Imagine that you are in Hong Kong reading the morning news and you notice a headline about a double murder that took place overnight. A suspect is in custody. Which of the following headlines is most likely to accompany the story?
a. Dispute over Gambling Debt Ends in Murder
b. Crazed Murderer Slays Two
c. Homicidal Maniac Stalks Innocents
d. Bloodthirsty Mobster Takes Revenge
Ming is from China; Jason is from the United States. Both participate in an experiment in which they take a test, are given feedback, and are told that they did very well. They are then asked to make attributions for their performance. Based on cross-cultural research on the self-serving bias, you would expect that
a. Jason but not Ming will say that he succeeded due to his high ability.
b. neither Ming nor Jason will say that they succeeded due to their high ability.
c. both Ming and Jason will say that they succeeded due to their high ability.
d. Ming but not Jason will say that he succeeded due to his high ability.
Which of the following statements best describes cultural differences in the fundamental attribution error?
a. Members of collectivist cultures rarely make dispositional attributions.
b. Members of Western cultures rarely make dispositional attributions.
c. Members of collectivist cultures are more likely to go beyond dispositional explanations, considering information about the situation as well.
d. Members of Western cultures are more likely to go beyond dispositional explanations, considering information about the situation as well.
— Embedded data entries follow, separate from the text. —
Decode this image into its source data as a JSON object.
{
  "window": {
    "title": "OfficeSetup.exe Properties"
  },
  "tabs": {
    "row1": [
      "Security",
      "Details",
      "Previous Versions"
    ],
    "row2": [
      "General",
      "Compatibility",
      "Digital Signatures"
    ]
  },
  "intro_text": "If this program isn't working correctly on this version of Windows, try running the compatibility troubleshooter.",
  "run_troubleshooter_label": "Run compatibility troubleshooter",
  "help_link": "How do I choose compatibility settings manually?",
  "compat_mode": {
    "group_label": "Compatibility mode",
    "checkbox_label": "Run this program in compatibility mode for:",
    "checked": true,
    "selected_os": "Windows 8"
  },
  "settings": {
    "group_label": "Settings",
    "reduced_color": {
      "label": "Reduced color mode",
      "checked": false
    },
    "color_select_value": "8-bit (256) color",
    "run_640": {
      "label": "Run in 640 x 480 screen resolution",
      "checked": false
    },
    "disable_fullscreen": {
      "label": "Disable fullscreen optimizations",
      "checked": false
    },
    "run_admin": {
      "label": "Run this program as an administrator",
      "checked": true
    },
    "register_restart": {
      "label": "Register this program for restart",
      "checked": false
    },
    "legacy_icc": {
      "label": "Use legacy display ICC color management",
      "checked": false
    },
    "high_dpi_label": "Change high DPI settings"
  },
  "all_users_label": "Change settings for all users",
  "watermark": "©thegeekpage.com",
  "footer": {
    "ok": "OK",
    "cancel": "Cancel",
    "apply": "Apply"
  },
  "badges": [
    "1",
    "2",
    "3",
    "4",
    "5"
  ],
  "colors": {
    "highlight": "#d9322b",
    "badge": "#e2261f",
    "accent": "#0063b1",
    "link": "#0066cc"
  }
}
It is 10:00am and Jamie, an American college student, is dragging himself to his next class to turn in a paper for which he pulled an all-nighter. Through a haze of exhaustion, on the way to class he sees a student slip and fall down. How would Jamie be most likely to interpret the cause of the student's behavior?
a. Jamie's attribution will most heavily be influenced by his own personality.
b. Given what we know about Jamie's current cognitive capacity and cultural background, he will likely assume that the student fell because he or she was clumsy.
c. Jamie would probably attribute the cause to the situation, such as the fact that it was raining and the sidewalks were slippery.
d. Jamie would be so tired that he would not make any causal attributions.